The VexiiRiscv FPU has the following characteristics :

By default, It is fully compliant with the IEEE-754 spec (subnormal, rounding, exception flags, ..)
There is options to reduce its footprint at the cost of compliance (reduced FMA accuracy, and drop subnormal support)
It isn't a single chunky module, instead it is composed of many plugins in the same ways than the rest of the CPU.
It is tightly coupled to the execute pipeline
All operations can be issued at the rate of 1 instruction per cycle, excepted for FDIV/FSQRT/Subnormals
By default, it is deeply pipelined to help with FPGA timings (10 stages FMA)
Multiple hardware resources are shared between multiple instruction (ex rounding, adder (FMA+FADD)
The VexiiRiscv scheduler take care to not schedule an instruction which would use the same resource than an older instruction
FDIV and FMUL reuse the integer pipeline DIV and MUL hardware
Subnormal numbers are handled by recoding/encoding them on operands and results of math instructions. This will trigger some little state machines which will halt the CPU a few cycles (2-3 cycles)

Plugins architecture

There is a few foundation plugins that compose the FPU :

FpuUnpackPlugin : Will decode the RS1/2/3 operands (isZero, isInfinity, ..) as well as recode them in a floating point format which simplify subnormals into regular floating point values
FpuPackPlugin : Will apply rounding to floating point results, recode them into IEEE-754 (including subnormal) before sending those to the WriteBackPlugin(float)
WriteBackPlugin(float) : Allows to write values back to the register file (it is the same implementation as the WriteBackPlugin(integer)
FpuFlagsWriteback ; Allows instruction to set FPU exception flags

Area / Timings options

To improve the FPU area and timings (especially on FPGA), there is currently two main options implemented.

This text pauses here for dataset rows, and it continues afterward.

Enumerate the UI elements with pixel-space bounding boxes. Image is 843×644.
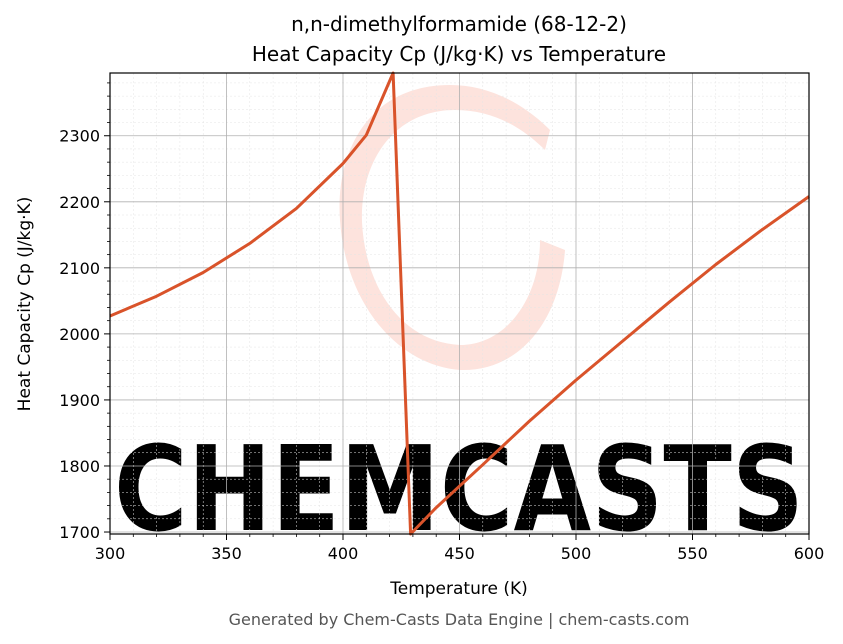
x-tick-label: 600 <box>794 544 825 563</box>
plot-data <box>109 71 810 536</box>
y-tick-label: 1700 <box>59 523 100 542</box>
x-tick-label: 400 <box>328 544 359 563</box>
chart-title: n,n-dimethylformamide (68-12-2) <box>291 12 627 36</box>
x-tick-label: 550 <box>677 544 708 563</box>
y-tick-label: 2200 <box>59 193 100 212</box>
y-tick-label: 1900 <box>59 391 100 410</box>
x-tick-label: 450 <box>444 544 475 563</box>
y-axis-label: Heat Capacity Cp (J/kg·K) <box>15 197 35 412</box>
axis-ticks: 300 350 400 450 500 550 600 1700 1800 1900 2000 210… <box>59 82 825 563</box>
y-tick-label: 1800 <box>59 457 100 476</box>
y-tick-label: 2300 <box>59 127 100 146</box>
x-axis-label: Temperature (K) <box>389 579 528 599</box>
y-tick-label: 2100 <box>59 259 100 278</box>
x-tick-label: 350 <box>211 544 242 563</box>
footer-credit: Generated by Chem-Casts Data Engine | ch… <box>229 610 690 629</box>
x-tick-label: 500 <box>561 544 592 563</box>
watermark-swirl <box>339 85 565 371</box>
x-tick-label: 300 <box>95 544 126 563</box>
chart-subtitle: Heat Capacity Cp (J/kg·K) vs Temperature <box>252 42 666 66</box>
series-line-0 <box>109 71 810 536</box>
y-tick-label: 2000 <box>59 325 100 344</box>
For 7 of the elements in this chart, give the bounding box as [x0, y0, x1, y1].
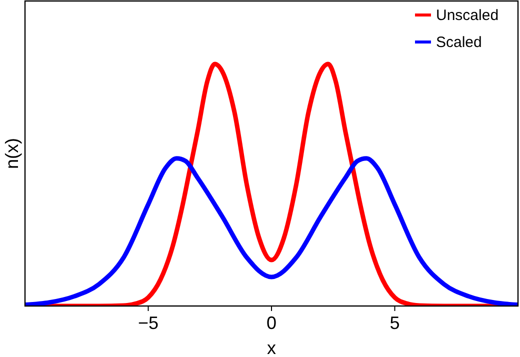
legend-label: Unscaled [436, 7, 499, 24]
legend-label: Scaled [436, 34, 482, 51]
x-tick-label: −5 [138, 313, 159, 333]
x-axis-title: x [267, 338, 276, 357]
x-tick-label: 5 [390, 313, 400, 333]
x-tick-label: 0 [266, 313, 277, 333]
y-axis-title: n(x) [2, 138, 22, 169]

The first option is to reduce the FMA (Float Multiply Add instruction A*B+C) accuracy. The reason is that the mantissa result of the multiply operation (for 64 bits float) is 2x(52+1)=106 bits, then we need to take those bits and implement the floating point adder against the third operand. So, instead of having to do a 52 bits + 52 bits floating point adder, we need to do a 106 bits + 52 bits floating point adder, which is quite heavy, increase the timings and latencies while being (very likely) overkilled. So this option throw away about half of the multiplication mantissa result.

The second option is to disable subnormal support, and instead consider those value as normal floating point numbers. This reduce the area by not having to handle subnormals (it removes big barrels shifters) , as well as improving timings. The down side is that the floating point value range is slightly reduced, and if the user provide floating point constants which are subnormals number, they will be considered as 2^exp_subnormal numbers.

In practice those two option do not seems to creates issues (for regular use cases), as it was tested by running debian with various software and graphical environments.

Optimized software

If you used the default FPU configuration (deeply pipelined), and you want to achieve a high FPU bandwidth, your software need to be careful about dependencies between instruction. For instance, a FMA instruction will have around 10 cycle latency before providing its results, so if you want for instance to multiply 1000 values against some constants and accumulate the results together, you will need to accumulate things using multiple accumulators and then, only at the end, aggregate the accumulators together.

So think about code pipelining. GCC will not necessary do a got job about it, as it may assume assume that the FPU has a much lower latency, or just optimize for code size.